Ray Mickshaw / FOX
"The X Factor"
Simon Cowell was trying his best to be diplomatic during Thursday's Television Critics Association panel for The X Factor. The Fox series returns this fall with a smaller prize and yet another shuffle in the judges -- Paulina Rubio and Kelly Rowland take seats vacated by Britney Spears and L.A. Reid -- something the reality kingpin he says he saw on the wall early on in its second season.
"It's like having a dinner party," said the ep and judge. "You invite people for dinner -- and sometimes its fun and sometimes it's not as fun as you thought it was going to be."
Cowell would not say when exactly he decided the season two dinner party wasn't as much fun as he wanted, but he did imply that the show was on a course that he hadn't planned on. Another thing he hadn't planned on was the pressures of a $5 million prize. When The X Factor premiered, it touted the biggest prize in reality TV. Cowell says that is no longer the case.
"We got to a point where it was almost too much," he said. "We want artists to be artists.
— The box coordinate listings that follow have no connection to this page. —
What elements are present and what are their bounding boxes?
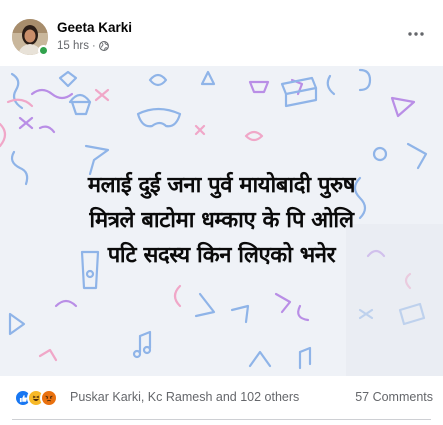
post-text-line: मित्रले बाटोमा धम्काए के पि ओलि: [89, 208, 354, 233]
more-horizontal-icon: [408, 32, 424, 36]
reactions-summary-bar: Puskar Karki, Kc Ramesh and 102 others 5…: [0, 376, 443, 420]
post-text-line: पटि सदस्य किन लिएको भनेर: [107, 243, 336, 268]
meta-separator: ·: [91, 40, 96, 52]
post-header: Geeta Karki 15 hrs ·: [0, 0, 443, 66]
comments-count[interactable]: 57 Comments: [355, 390, 433, 404]
online-status-dot: [38, 45, 49, 56]
post-timestamp[interactable]: 15 hrs: [57, 40, 89, 52]
post-message: मलाई दुई जना पुर्व मायोबादी पुरुष मित्रल…: [14, 168, 429, 273]
globe-icon[interactable]: [98, 41, 109, 51]
author-name[interactable]: Geeta Karki: [57, 20, 132, 35]
author-avatar[interactable]: [12, 19, 49, 56]
post-background-image[interactable]: मलाई दुई जना पुर्व मायोबादी पुरुष मित्रल…: [0, 66, 443, 376]
angry-reaction-icon: [40, 389, 58, 407]
reaction-names[interactable]: Puskar Karki, Kc Ramesh and 102 others: [70, 390, 299, 404]
more-options-button[interactable]: [400, 22, 432, 46]
divider: [12, 419, 431, 420]
reaction-icons[interactable]: [14, 389, 58, 407]
post-text-line: मलाई दुई जना पुर्व मायोबादी पुरुष: [87, 173, 356, 198]
post-meta: 15 hrs ·: [57, 39, 109, 53]
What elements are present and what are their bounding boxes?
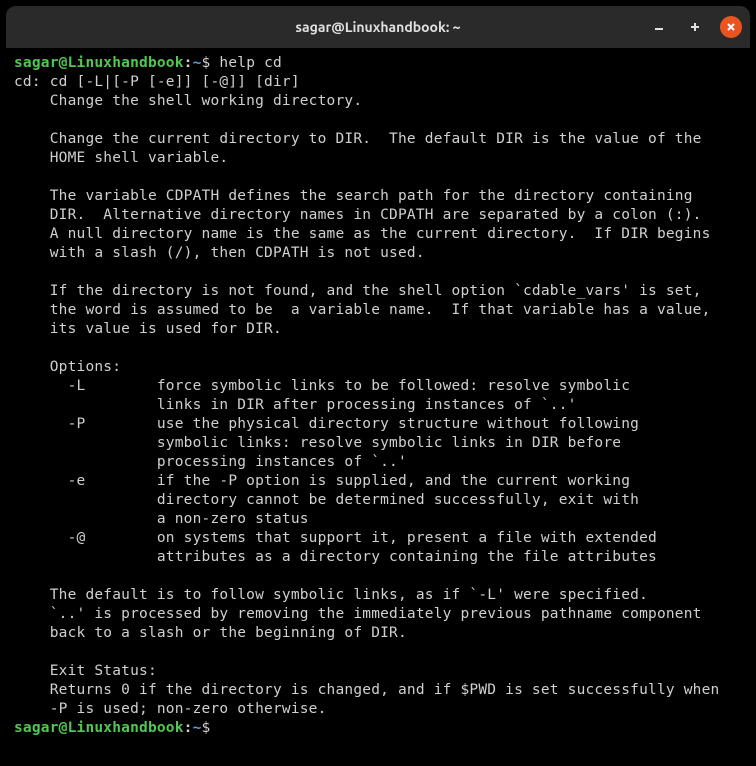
prompt-user-host: sagar@Linuxhandbook — [14, 55, 184, 71]
output-line: DIR. Alternative directory names in CDPA… — [14, 207, 702, 223]
command-input-1: help cd — [219, 55, 282, 71]
output-line: back to a slash or the beginning of DIR. — [14, 625, 407, 641]
output-line: cd: cd [-L|[-P [-e]] [-@]] [dir] — [14, 74, 300, 90]
output-line: symbolic links: resolve symbolic links i… — [14, 435, 621, 451]
output-line: -P use the physical directory structure … — [14, 416, 639, 432]
output-line: the word is assumed to be a variable nam… — [14, 302, 711, 318]
output-line — [14, 568, 50, 584]
output-line: Change the current directory to DIR. The… — [14, 131, 702, 147]
window-controls — [648, 16, 742, 38]
output-line: its value is used for DIR. — [14, 321, 282, 337]
output-line — [14, 340, 50, 356]
output-line: a non-zero status — [14, 511, 309, 527]
output-line: links in DIR after processing instances … — [14, 397, 577, 413]
output-line: -@ on systems that support it, present a… — [14, 530, 657, 546]
prompt-path: ~ — [193, 55, 202, 71]
output-line — [14, 644, 50, 660]
prompt-colon: : — [184, 55, 193, 71]
close-icon — [725, 18, 737, 37]
output-line: attributes as a directory containing the… — [14, 549, 657, 565]
window-title: sagar@Linuxhandbook: ~ — [295, 19, 460, 35]
output-line: processing instances of `..' — [14, 454, 407, 470]
prompt-colon: : — [184, 720, 193, 736]
output-line: -P is used; non-zero otherwise. — [14, 701, 327, 717]
output-line: If the directory is not found, and the s… — [14, 283, 702, 299]
output-line — [14, 169, 50, 185]
titlebar: sagar@Linuxhandbook: ~ — [6, 6, 750, 48]
output-line: HOME shell variable. — [14, 150, 228, 166]
output-line: Returns 0 if the directory is changed, a… — [14, 682, 719, 698]
output-line — [14, 264, 50, 280]
output-line: Options: — [14, 359, 121, 375]
output-line — [14, 112, 50, 128]
output-line: with a slash (/), then CDPATH is not use… — [14, 245, 425, 261]
output-line: The default is to follow symbolic links,… — [14, 587, 648, 603]
terminal-content[interactable]: sagar@Linuxhandbook:~$ help cd cd: cd [-… — [6, 48, 750, 754]
minimize-button[interactable] — [648, 16, 670, 38]
output-line: -e if the -P option is supplied, and the… — [14, 473, 630, 489]
output-line: -L force symbolic links to be followed: … — [14, 378, 630, 394]
output-line: directory cannot be determined successfu… — [14, 492, 639, 508]
output-line: `..' is processed by removing the immedi… — [14, 606, 702, 622]
prompt-user-host: sagar@Linuxhandbook — [14, 720, 184, 736]
prompt-path: ~ — [193, 720, 202, 736]
output-line: Exit Status: — [14, 663, 157, 679]
close-button[interactable] — [720, 16, 742, 38]
prompt-dollar: $ — [202, 720, 211, 736]
output-line: The variable CDPATH defines the search p… — [14, 188, 693, 204]
output-line: Change the shell working directory. — [14, 93, 362, 109]
maximize-button[interactable] — [684, 16, 706, 38]
output-line: A null directory name is the same as the… — [14, 226, 711, 242]
plus-icon — [689, 18, 701, 37]
minimize-icon — [653, 18, 665, 37]
terminal-window: sagar@Linuxhandbook: ~ sagar@Linuxhandbo… — [6, 6, 750, 754]
prompt-dollar: $ — [202, 55, 211, 71]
The prize is now $1 million, and they still get a Sony recording contract."
As for other tweaks, Cowell says there will be adjustments in the format.
"I felt that what we were doing was similar to what other people were doing, and I had this impatience to get on to season three to do what I wanted to do," he said. "I never take part with the idea that you're going to lose. You have to be competitive, and you have to make changes. I work hard. It makes it fun. I'd love to be number one."
Number one, of course, is NBC's The Voice. The series recently eclipsed American Idol as the top talent competition on television, and its 2012 move to fall put it up against The X Factor in a ratings battle that gave The Voice a decisive ratings victory.
Earlier in the week, The Voice judge Adam Levine defended his hit series' lack of chart-topping alums, and when the statement came up during Cowell's panel, he aggressively disagreed.
"No show can survive without that," he said, citing the chart success of recent X Factor second runners-up Fifth Harmony. "You're making a promise to the contestants that you're going to turn them into a real-life artist. Otherwise it's a game show. This is the most serious thing that i do."
The lack of names signed to the judges panel on the next season of American Idol prompted one reporter to ask Cowell about ever returning to his old stomping ground, which prompted a predictable reaction.
"I can't imagine the scenario," he said. "I just can't. No."